In the 5-year follow-up of these patients, 20% of patients developed recurrence—7 (9%) had a local recurrence and 9 (11%) had a regional recurrence, despite good margins. Most of these patients belonged to the salvage surgery group, and they probably would have had a recurrence and succumbed due to aggressive disease pathology. Five-year overall survival (OS) was 90% and 40% in the primary and salvage surgery group respectively (Fig. 4). Minimal post-op morbidity, flap complications, and subjecting them to timely adjuvant radiotherapy could be the reasons for better OS in the primary surgery group.
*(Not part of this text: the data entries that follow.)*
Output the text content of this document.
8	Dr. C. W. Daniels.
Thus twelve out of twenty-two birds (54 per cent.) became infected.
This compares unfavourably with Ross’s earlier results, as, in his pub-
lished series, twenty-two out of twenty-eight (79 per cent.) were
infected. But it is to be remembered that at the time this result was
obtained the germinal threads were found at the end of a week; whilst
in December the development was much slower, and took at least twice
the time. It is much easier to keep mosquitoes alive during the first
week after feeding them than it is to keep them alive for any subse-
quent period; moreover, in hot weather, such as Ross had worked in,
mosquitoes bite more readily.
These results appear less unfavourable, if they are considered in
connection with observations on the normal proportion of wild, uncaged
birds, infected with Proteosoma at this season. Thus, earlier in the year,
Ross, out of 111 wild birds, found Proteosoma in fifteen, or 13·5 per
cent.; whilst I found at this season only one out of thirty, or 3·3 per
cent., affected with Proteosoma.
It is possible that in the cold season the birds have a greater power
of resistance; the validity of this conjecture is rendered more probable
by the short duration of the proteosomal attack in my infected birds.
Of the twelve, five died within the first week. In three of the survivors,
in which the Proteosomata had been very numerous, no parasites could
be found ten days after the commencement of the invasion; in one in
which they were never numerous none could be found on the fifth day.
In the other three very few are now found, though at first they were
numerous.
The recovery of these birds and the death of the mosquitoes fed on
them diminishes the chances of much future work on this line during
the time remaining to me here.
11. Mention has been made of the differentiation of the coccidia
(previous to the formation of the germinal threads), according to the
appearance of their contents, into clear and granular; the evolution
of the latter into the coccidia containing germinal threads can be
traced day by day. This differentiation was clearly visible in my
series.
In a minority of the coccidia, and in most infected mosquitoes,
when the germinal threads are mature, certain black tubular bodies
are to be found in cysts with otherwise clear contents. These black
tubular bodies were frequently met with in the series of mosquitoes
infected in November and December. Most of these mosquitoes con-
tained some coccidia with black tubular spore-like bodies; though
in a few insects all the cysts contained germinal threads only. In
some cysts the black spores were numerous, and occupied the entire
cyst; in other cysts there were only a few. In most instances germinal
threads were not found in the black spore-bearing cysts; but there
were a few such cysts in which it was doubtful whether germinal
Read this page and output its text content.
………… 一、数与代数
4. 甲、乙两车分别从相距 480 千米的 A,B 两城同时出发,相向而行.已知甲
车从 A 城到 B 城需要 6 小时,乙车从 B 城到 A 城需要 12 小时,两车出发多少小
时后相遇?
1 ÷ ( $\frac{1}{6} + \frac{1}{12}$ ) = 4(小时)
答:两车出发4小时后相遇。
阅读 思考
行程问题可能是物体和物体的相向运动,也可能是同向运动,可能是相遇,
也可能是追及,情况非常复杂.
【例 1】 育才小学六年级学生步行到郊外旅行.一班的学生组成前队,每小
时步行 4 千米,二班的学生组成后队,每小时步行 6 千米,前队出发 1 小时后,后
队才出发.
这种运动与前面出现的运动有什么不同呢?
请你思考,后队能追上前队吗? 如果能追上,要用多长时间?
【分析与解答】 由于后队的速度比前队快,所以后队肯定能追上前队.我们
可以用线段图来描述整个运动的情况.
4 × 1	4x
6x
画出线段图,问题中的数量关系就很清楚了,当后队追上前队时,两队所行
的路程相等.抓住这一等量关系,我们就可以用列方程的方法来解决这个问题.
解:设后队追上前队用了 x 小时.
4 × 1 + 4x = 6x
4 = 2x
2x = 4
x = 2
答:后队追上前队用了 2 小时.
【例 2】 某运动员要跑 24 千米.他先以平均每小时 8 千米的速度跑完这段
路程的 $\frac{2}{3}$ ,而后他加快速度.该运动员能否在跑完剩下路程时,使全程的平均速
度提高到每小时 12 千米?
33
Limitations of this study were that no recurrent carcinoma tongue lesions were included in the study for a second surgery. None of the cases required laryngectomy, so combined glossectomy with laryngectomy functional outcomes could not be assessed with this technique. None of our patients had mandibular involvement; therefore, segmental/hemimandibulectomy with this approach would be challenging as the bone segment can block the orocervical tunnel which would deter the pull-down of oral tissues and en bloc specimen excision due to pre-existing trismus/SMF.

Conclusion

The mandibular pull-through approach had the advantages of good accessibility to the tumour with the least mutilating techniques with shorter operation time, lower rates of postoperative complications, better aesthetics, and based on available data, and is superior to mandibular lip-spilt surgery for advanced tongue involving BOT and FOM cancers when coupled with SMF surgeries for the Indian scenario. Use of the mandibular pull-through approach for total or subtotal glossectomy provides convenient access for surgery and ensures resection with adequate margins, but cannot bring about any essential change to the survival of patients with advanced oral cancer and requires adjuvant treatment based on the disease pathology involved. Effective surgical treatment can contribute to the survival of these patients combined with new treatment strategies or approach.